The international group Doctors Without Borders warned Tuesday that the world is losing the battle against Ebola and lamented that treatment centers in West Africa have been “reduced to places where people go to die alone.”
In separate remarks after a United Nations meeting on the crisis, the World Health Organization chief said everyone involved had underestimated the outbreak, which has killed more than 1,500 people in Guinea, Liberia, Sierra Leone and Nigeria. U.N. officials implored governments worldwide to send medical workers and material contributions.
Meanwhile in Liberia, a missionary organization announced that another American doctor has become infected.
Doctors Without Borders, which has treated more than 1,000 Ebola patients in West Africa since March, is completely overwhelmed by the disease, said Joanne Liu, the organization’s president. She called on other countries to contribute civilian and military medical personnel familiar with biological disasters.

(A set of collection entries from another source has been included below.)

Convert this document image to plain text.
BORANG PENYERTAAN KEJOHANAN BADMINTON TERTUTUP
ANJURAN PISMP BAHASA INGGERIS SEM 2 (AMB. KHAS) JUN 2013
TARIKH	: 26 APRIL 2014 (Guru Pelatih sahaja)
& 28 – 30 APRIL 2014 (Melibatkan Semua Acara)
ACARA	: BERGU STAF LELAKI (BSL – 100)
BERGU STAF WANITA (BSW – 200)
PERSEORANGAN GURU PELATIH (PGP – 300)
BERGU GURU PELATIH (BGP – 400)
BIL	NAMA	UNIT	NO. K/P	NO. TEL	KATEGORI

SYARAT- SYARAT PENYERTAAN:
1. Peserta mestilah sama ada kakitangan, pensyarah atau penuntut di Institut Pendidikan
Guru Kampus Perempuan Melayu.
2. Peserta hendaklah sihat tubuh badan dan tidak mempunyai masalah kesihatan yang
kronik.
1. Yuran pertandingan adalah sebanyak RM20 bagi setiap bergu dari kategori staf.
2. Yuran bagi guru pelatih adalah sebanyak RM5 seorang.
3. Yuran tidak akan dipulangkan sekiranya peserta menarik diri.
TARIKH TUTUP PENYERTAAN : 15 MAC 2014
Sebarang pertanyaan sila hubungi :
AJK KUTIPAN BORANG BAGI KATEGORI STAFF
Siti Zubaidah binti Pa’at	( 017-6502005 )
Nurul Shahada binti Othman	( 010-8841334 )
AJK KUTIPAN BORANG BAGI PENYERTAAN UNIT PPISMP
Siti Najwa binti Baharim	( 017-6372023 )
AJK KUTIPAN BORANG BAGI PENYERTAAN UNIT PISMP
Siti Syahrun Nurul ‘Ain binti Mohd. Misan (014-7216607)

“Six months into the worst Ebola epidemic in history, the world is losing the battle to contain it,” Liu said at a U.N. forum on the outbreak. “Ebola treatment centers are reduced to places where people go to die alone, where little more than palliative care is offered.”
In Sierra Leone, she said, infectious bodies are rotting in the streets. Liberia had to build a new crematorium instead of new Ebola care centers.
President Barack Obama urged West Africans on Tuesday to wear gloves and masks when caring for Ebola patients or burying anyone who died of the disease. He discouraged the burial practice of directly touching the body of Ebola victims, which is one way the disease has been spreading.
“You can respect your traditions and honor your loved ones without risking the lives of the living,” Obama said in the brief video message.